Extension of a continuous preorder

Given a compact metric space $X$ and a preorder $R$ on $X$ (a reflexive and transitive relation) which is continuous in the sense that the upper and lower contour set of any point, \begin{equation*} U(x):=\{y\in X: yRx\} ,\; \; L(x):=\{y\in X:xRy\} \end{equation*} are closed, is there a coherent completion of $X$ which is continuous in the above sense? Any help appreciated.
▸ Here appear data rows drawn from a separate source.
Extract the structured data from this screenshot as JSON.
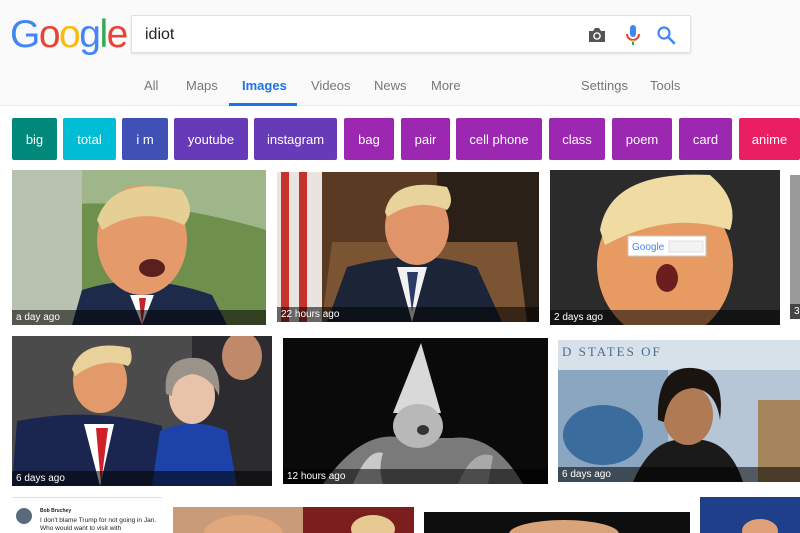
{
  "search": {
    "query": "idiot"
  },
  "logo": {
    "letters": [
      "G",
      "o",
      "o",
      "g",
      "l",
      "e"
    ],
    "colors": [
      "#4285f4",
      "#ea4335",
      "#fbbc05",
      "#4285f4",
      "#34a853",
      "#ea4335"
    ]
  },
  "tabs": {
    "all": "All",
    "maps": "Maps",
    "images": "Images",
    "videos": "Videos",
    "news": "News",
    "more": "More",
    "settings": "Settings",
    "tools": "Tools"
  },
  "chips": [
    {
      "label": "big",
      "color": "#00897b"
    },
    {
      "label": "total",
      "color": "#00bcd4"
    },
    {
      "label": "i m",
      "color": "#3f51b5"
    },
    {
      "label": "youtube",
      "color": "#673ab7"
    },
    {
      "label": "instagram",
      "color": "#673ab7"
    },
    {
      "label": "bag",
      "color": "#9c27b0"
    },
    {
      "label": "pair",
      "color": "#9c27b0"
    },
    {
      "label": "cell phone",
      "color": "#9c27b0"
    },
    {
      "label": "class",
      "color": "#9c27b0"
    },
    {
      "label": "poem",
      "color": "#9c27b0"
    },
    {
      "label": "card",
      "color": "#9c27b0"
    },
    {
      "label": "anime",
      "color": "#e91e63"
    }
  ],
  "results": [
    {
      "age": "a day ago"
    },
    {
      "age": "22 hours ago"
    },
    {
      "age": "2 days ago"
    },
    {
      "age": "3"
    },
    {
      "age": "6 days ago"
    },
    {
      "age": "12 hours ago"
    },
    {
      "age": "6 days ago"
    }
  ],
  "embedded_text": {
    "google_overlay": "Google",
    "sign": "D STATES OF"
  },
  "tweet": {
    "name": "Bob Bruchey",
    "text": "I don't blame Trump for not going in Jan. Who would want to visit with"
  }
}
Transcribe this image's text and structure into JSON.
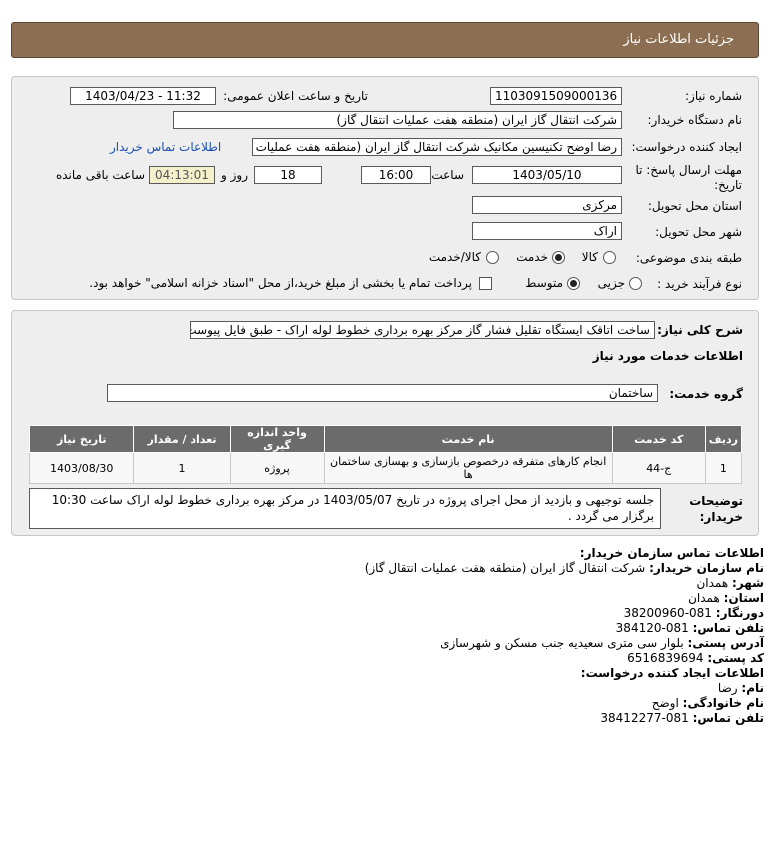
{
  "header": {
    "title": "جزئیات اطلاعات نیاز"
  },
  "labels": {
    "need_number": "شماره نیاز:",
    "announce_datetime": "تاریخ و ساعت اعلان عمومی:",
    "buyer_org": "نام دستگاه خریدار:",
    "creator": "ایجاد کننده درخواست:",
    "deadline_line1": "مهلت ارسال پاسخ: تا",
    "deadline_line2": "تاریخ:",
    "time_word": "ساعت",
    "days_and": "روز و",
    "remaining": "ساعت باقی مانده",
    "province": "استان محل تحویل:",
    "city": "شهر محل تحویل:",
    "category": "طبقه بندی موضوعی:",
    "process_type": "نوع فرآیند خرید :",
    "general_desc": "شرح کلی نیاز:",
    "services_info": "اطلاعات خدمات مورد نیاز",
    "service_group": "گروه خدمت:",
    "buyer_notes_1": "توضیحات",
    "buyer_notes_2": "خریدار:"
  },
  "form": {
    "need_number": "1103091509000136",
    "announce_datetime": "1403/04/23 - 11:32",
    "buyer_org": "شرکت انتقال گاز ایران (منطقه هفت عملیات انتقال گاز)",
    "creator": "رضا اوضح تکنیسین مکانیک شرکت انتقال گاز ایران (منطقه هفت عملیات انتقال گاز)",
    "contact_link": "اطلاعات تماس خریدار",
    "deadline_date": "1403/05/10",
    "deadline_time": "16:00",
    "days": "18",
    "remaining_time": "04:13:01",
    "province": "مرکزی",
    "city": "اراک",
    "category_options": [
      "کالا",
      "خدمت",
      "کالا/خدمت"
    ],
    "category_selected": "خدمت",
    "process_options": [
      "جزیی",
      "متوسط"
    ],
    "process_selected": "متوسط",
    "treasury_note": "پرداخت تمام یا بخشی از مبلغ خرید،از محل \"اسناد خزانه اسلامی\" خواهد بود.",
    "general_desc": "ساخت اتاقک ایستگاه تقلیل فشار گاز مرکز بهره برداری خطوط لوله اراک - طبق فایل پیوست",
    "service_group": "ساختمان",
    "buyer_notes": "جلسه توجیهی و بازدید از محل اجرای پروژه در تاریخ 1403/05/07 در مرکز بهره برداری خطوط لوله اراک ساعت 10:30 برگزار می گردد ."
  },
  "table": {
    "headers": [
      "ردیف",
      "کد خدمت",
      "نام خدمت",
      "واحد اندازه گیری",
      "تعداد / مقدار",
      "تاریخ نیاز"
    ],
    "rows": [
      {
        "row": "1",
        "code": "ج-44",
        "name": "انجام کارهای متفرقه درخصوص بازسازی و بهسازی ساختمان ها",
        "unit": "پروژه",
        "qty": "1",
        "date": "1403/08/30"
      }
    ]
  },
  "contact": {
    "heading": "اطلاعات تماس سازمان خریدار:",
    "buyer_name_label": "نام سازمان خریدار:",
    "buyer_name": "شرکت انتقال گاز ایران (منطقه هفت عملیات انتقال گاز)",
    "city_label": "شهر:",
    "city": "همدان",
    "province_label": "استان:",
    "province": "همدان",
    "fax_label": "دورنگار:",
    "fax": "081-38200960",
    "phone_label": "تلفن تماس:",
    "phone": "081-384120",
    "address_label": "آدرس پستی:",
    "address": "بلوار سی متری سعیدیه جنب مسکن و شهرسازی",
    "postal_label": "کد پستی:",
    "postal": "6516839694",
    "creator_heading": "اطلاعات ایجاد کننده درخواست:",
    "first_name_label": "نام:",
    "first_name": "رضا",
    "last_name_label": "نام خانوادگی:",
    "last_name": "اوضح",
    "creator_phone_label": "تلفن تماس:",
    "creator_phone": "081-38412277"
  }
}
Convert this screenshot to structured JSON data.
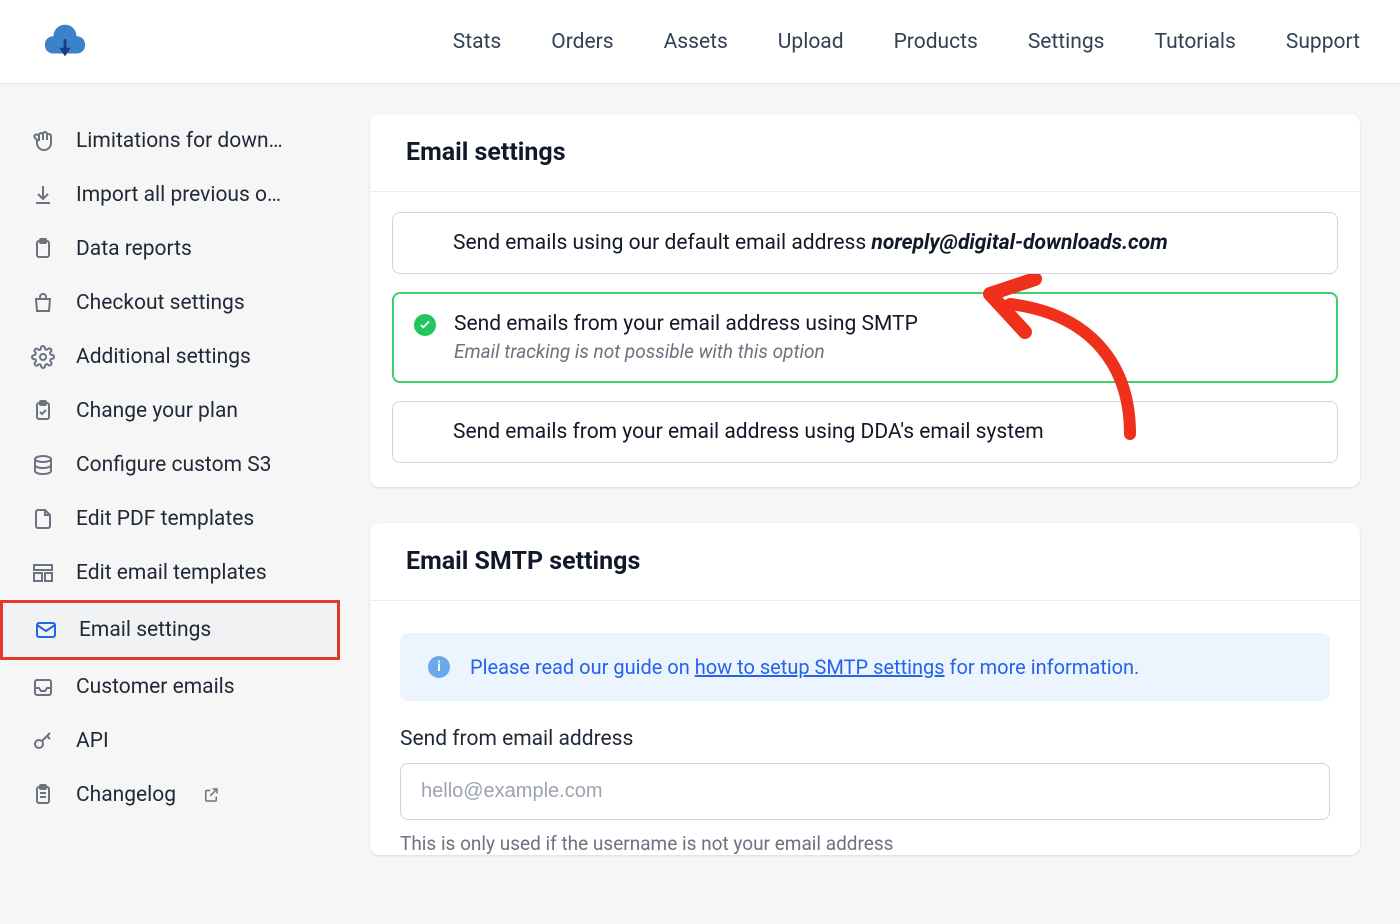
{
  "topnav": {
    "items": [
      {
        "label": "Stats"
      },
      {
        "label": "Orders"
      },
      {
        "label": "Assets"
      },
      {
        "label": "Upload"
      },
      {
        "label": "Products"
      },
      {
        "label": "Settings"
      },
      {
        "label": "Tutorials"
      },
      {
        "label": "Support"
      }
    ]
  },
  "sidebar": {
    "items": [
      {
        "label": "Limitations for down…"
      },
      {
        "label": "Import all previous o…"
      },
      {
        "label": "Data reports"
      },
      {
        "label": "Checkout settings"
      },
      {
        "label": "Additional settings"
      },
      {
        "label": "Change your plan"
      },
      {
        "label": "Configure custom S3"
      },
      {
        "label": "Edit PDF templates"
      },
      {
        "label": "Edit email templates"
      },
      {
        "label": "Email settings"
      },
      {
        "label": "Customer emails"
      },
      {
        "label": "API"
      },
      {
        "label": "Changelog"
      }
    ],
    "active_index": 9
  },
  "card1": {
    "title": "Email settings",
    "options": [
      {
        "title_pre": "Send emails using our default email address ",
        "title_em": "noreply@digital-downloads.com",
        "selected": false
      },
      {
        "title_pre": "Send emails from your email address using SMTP",
        "title_em": "",
        "sub": "Email tracking is not possible with this option",
        "selected": true
      },
      {
        "title_pre": "Send emails from your email address using DDA's email system",
        "title_em": "",
        "selected": false
      }
    ]
  },
  "card2": {
    "title": "Email SMTP settings",
    "info_pre": "Please read our guide on ",
    "info_link": "how to setup SMTP settings",
    "info_post": " for more information.",
    "field_label": "Send from email address",
    "field_placeholder": "hello@example.com",
    "field_help": "This is only used if the username is not your email address"
  }
}
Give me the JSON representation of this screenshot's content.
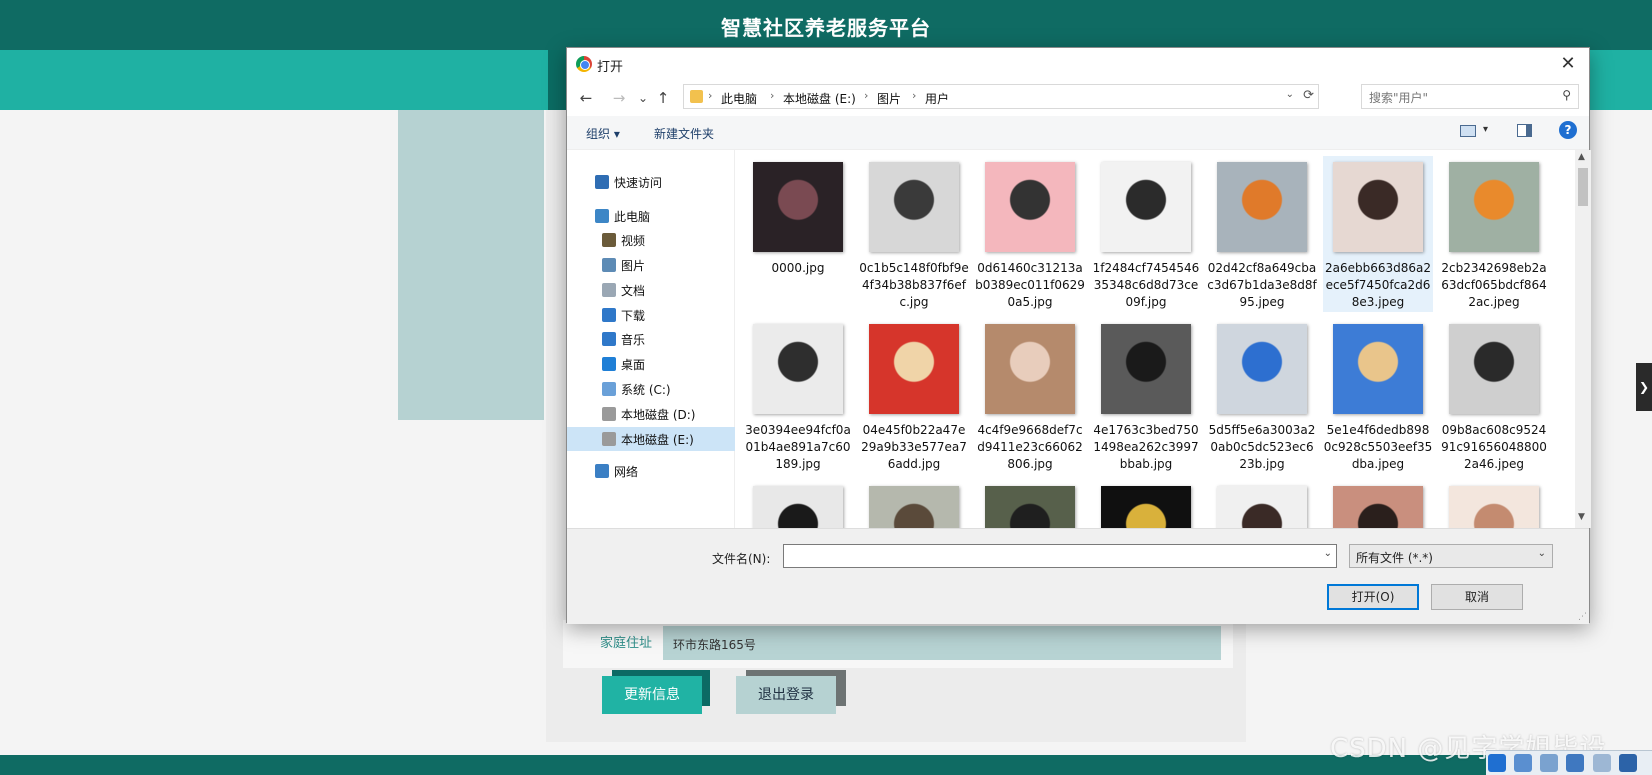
{
  "page": {
    "title": "智慧社区养老服务平台",
    "address_label": "家庭住址",
    "address_value": "环市东路165号",
    "update_button": "更新信息",
    "logout_button": "退出登录",
    "right_tab_glyph": "❯",
    "watermark": "CSDN @见字学姐毕设"
  },
  "dialog": {
    "title": "打开",
    "close_glyph": "✕",
    "nav": {
      "back": "←",
      "forward": "→",
      "recent": "⌄",
      "up": "↑"
    },
    "breadcrumb": [
      "此电脑",
      "本地磁盘 (E:)",
      "图片",
      "用户"
    ],
    "breadcrumb_separator": "›",
    "search_placeholder": "搜索\"用户\"",
    "toolbar": {
      "organize": "组织 ▾",
      "new_folder": "新建文件夹",
      "help": "?"
    },
    "sidebar": [
      {
        "label": "快速访问",
        "icon": "star-icon",
        "color": "#2f6db3"
      },
      {
        "label": "此电脑",
        "icon": "computer-icon",
        "color": "#3d86c6"
      },
      {
        "label": "视频",
        "icon": "video-icon",
        "color": "#6b5b3a"
      },
      {
        "label": "图片",
        "icon": "pictures-icon",
        "color": "#5d8bb5"
      },
      {
        "label": "文档",
        "icon": "documents-icon",
        "color": "#9aa7b4"
      },
      {
        "label": "下载",
        "icon": "download-icon",
        "color": "#2f78c9"
      },
      {
        "label": "音乐",
        "icon": "music-icon",
        "color": "#2f78c9"
      },
      {
        "label": "桌面",
        "icon": "desktop-icon",
        "color": "#1f7fd6"
      },
      {
        "label": "系统 (C:)",
        "icon": "system-drive-icon",
        "color": "#6aa0d8"
      },
      {
        "label": "本地磁盘 (D:)",
        "icon": "drive-icon",
        "color": "#9a9a9a"
      },
      {
        "label": "本地磁盘 (E:)",
        "icon": "drive-icon",
        "color": "#9a9a9a",
        "selected": true
      },
      {
        "label": "网络",
        "icon": "network-icon",
        "color": "#3b7fc4"
      }
    ],
    "files": [
      {
        "name": "0000.jpg",
        "thumb": [
          "#2a2226",
          "#7a4a52"
        ]
      },
      {
        "name": "0c1b5c148f0fbf9e4f34b38b837f6efc.jpg",
        "thumb": [
          "#d7d7d7",
          "#3a3a3a"
        ]
      },
      {
        "name": "0d61460c31213ab0389ec011f06290a5.jpg",
        "thumb": [
          "#f4b7bd",
          "#333333"
        ]
      },
      {
        "name": "1f2484cf745454635348c6d8d73ce09f.jpg",
        "thumb": [
          "#f2f2f2",
          "#2b2b2b"
        ]
      },
      {
        "name": "02d42cf8a649cbac3d67b1da3e8d8f95.jpeg",
        "thumb": [
          "#a8b3bb",
          "#e07a2a"
        ]
      },
      {
        "name": "2a6ebb663d86a2ece5f7450fca2d68e3.jpeg",
        "thumb": [
          "#e6d8d2",
          "#3a2a26"
        ],
        "hover": true
      },
      {
        "name": "2cb2342698eb2a63dcf065bdcf8642ac.jpeg",
        "thumb": [
          "#9fb0a3",
          "#e98a2c"
        ]
      },
      {
        "name": "3e0394ee94fcf0a01b4ae891a7c60189.jpg",
        "thumb": [
          "#ebebeb",
          "#2e2e2e"
        ]
      },
      {
        "name": "04e45f0b22a47e29a9b33e577ea76add.jpg",
        "thumb": [
          "#d6352b",
          "#f0d4a8"
        ]
      },
      {
        "name": "4c4f9e9668def7cd9411e23c66062806.jpg",
        "thumb": [
          "#b58a6c",
          "#e8cdbc"
        ]
      },
      {
        "name": "4e1763c3bed7501498ea262c3997bbab.jpg",
        "thumb": [
          "#5a5a5a",
          "#1a1a1a"
        ]
      },
      {
        "name": "5d5ff5e6a3003a20ab0c5dc523ec623b.jpg",
        "thumb": [
          "#cfd6de",
          "#2d6fd0"
        ]
      },
      {
        "name": "5e1e4f6dedb8980c928c5503eef35dba.jpeg",
        "thumb": [
          "#3d7cd6",
          "#e9c58b"
        ]
      },
      {
        "name": "09b8ac608c952491c916560488002a46.jpeg",
        "thumb": [
          "#cfcfcf",
          "#2a2a2a"
        ]
      },
      {
        "name": "",
        "thumb": [
          "#e8e8e8",
          "#1a1a1a"
        ]
      },
      {
        "name": "",
        "thumb": [
          "#b5b8ad",
          "#5a4a3a"
        ]
      },
      {
        "name": "",
        "thumb": [
          "#57604b",
          "#1f1f1f"
        ]
      },
      {
        "name": "",
        "thumb": [
          "#101010",
          "#d9b13b"
        ]
      },
      {
        "name": "",
        "thumb": [
          "#f0f0f0",
          "#3a2a26"
        ]
      },
      {
        "name": "",
        "thumb": [
          "#c98f7e",
          "#2a1f1c"
        ]
      },
      {
        "name": "",
        "thumb": [
          "#f3e6dd",
          "#c48b70"
        ]
      }
    ],
    "filename_label": "文件名(N):",
    "filename_value": "",
    "filetype_value": "所有文件 (*.*)",
    "open_button": "打开(O)",
    "cancel_button": "取消"
  }
}
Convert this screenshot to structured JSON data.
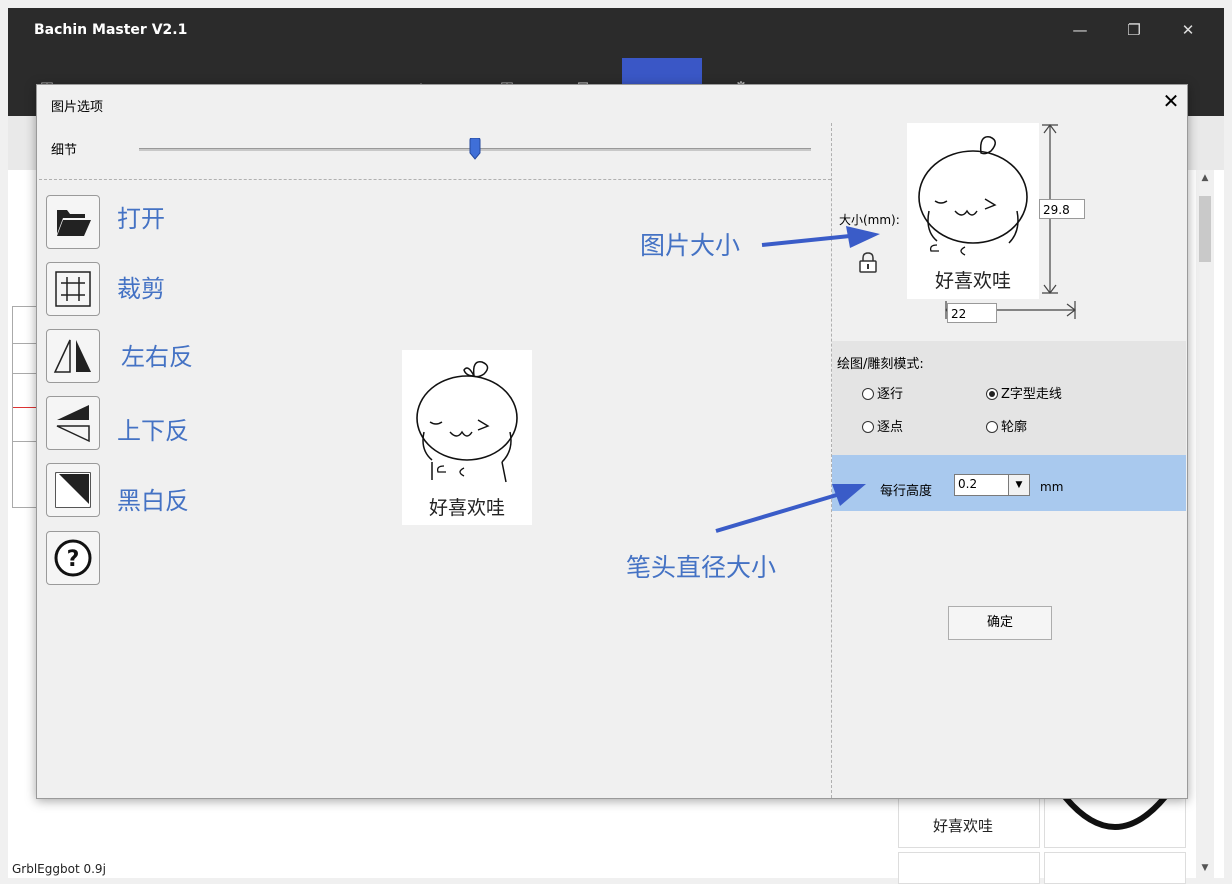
{
  "app": {
    "title": "Bachin Master V2.1",
    "status_text": "GrblEggbot 0.9j",
    "window_controls": [
      "minimize-icon",
      "restore-icon",
      "close-icon"
    ],
    "minimize_glyph": "—",
    "restore_glyph": "❐",
    "close_glyph": "✕"
  },
  "dialog": {
    "title": "图片选项",
    "close_glyph": "✕",
    "detail_label": "细节",
    "detail_level": 0.5,
    "tools": [
      {
        "label": "打开",
        "icon": "folder-open-icon"
      },
      {
        "label": "裁剪",
        "icon": "crop-icon"
      },
      {
        "label": "左右反",
        "icon": "flip-horizontal-icon"
      },
      {
        "label": "上下反",
        "icon": "flip-vertical-icon"
      },
      {
        "label": "黑白反",
        "icon": "invert-color-icon"
      },
      {
        "label": "",
        "icon": "help-icon"
      }
    ],
    "preview_caption": "好喜欢哇",
    "size_label": "大小(mm):",
    "height_value": "29.8",
    "width_value": "22",
    "mode_title": "绘图/雕刻模式:",
    "modes": [
      {
        "label": "逐行",
        "selected": false
      },
      {
        "label": "Z字型走线",
        "selected": true
      },
      {
        "label": "逐点",
        "selected": false
      },
      {
        "label": "轮廓",
        "selected": false
      }
    ],
    "row_height_label": "每行高度",
    "row_height_value": "0.2",
    "row_height_unit": "mm",
    "ok_label": "确定"
  },
  "annotations": {
    "image_size": "图片大小",
    "pen_diameter": "笔头直径大小"
  },
  "colors": {
    "annotation_blue": "#4472c4",
    "title_bar": "#2b2b2b",
    "active_tab": "#3a57c6",
    "row_panel": "#a9c9ee"
  }
}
• What is a coherent completetion of $X$ (maybe $R$ is meant?) – Henno Brandsma Jul 21 '17 at 15:17
• A completion of $R$ is a binary relation $S$ such that $S\supseteq R$ and $S$ is complete (i.e. total) . It is coherent if $xRy$ and $\lnot yRx$ imply $xSy$ and $\lnot ySx$. I know coherent completions exist as an application of Szilprajn theorem, but I cannot adapt the machinery of the theorem to guarantee the existence of a coherent completion which is also continuous – Enrico Jul 21 '17 at 15:23

If such an extension $R'$ would exist, then consider the order topology $\mathcal{T}_<$ induced by $R'$, which I'll denote by $\le$ (and its strict version by $<$), which has $\{x \in X: x < a\}$ as a subbasic open (for $a \in X$). This subbasic set is exactly the complement of $U(a)$ for this $R'$. So this subbasic element is open in $X$. Similarly, all other subbasic sets of the form $\{x : x > a\}$ for $a \in X$ are also open in $X$ when $R'$ is continuous in your sense.
So $f: X \to (X, \mathcal{T}_<) \, f(x) = x$ is continuous and as all order topologies are Hausdorff, we get by a standard result that the topology of $X$ is exactly the order topology induced by this extension.
But not all compact spaces are orderable, e.g. take $X= [0,1]^2$ and this already fails: in a connected orderable space, there are at most $2$ non-cutpoints. And $[0,1]^2$ has more.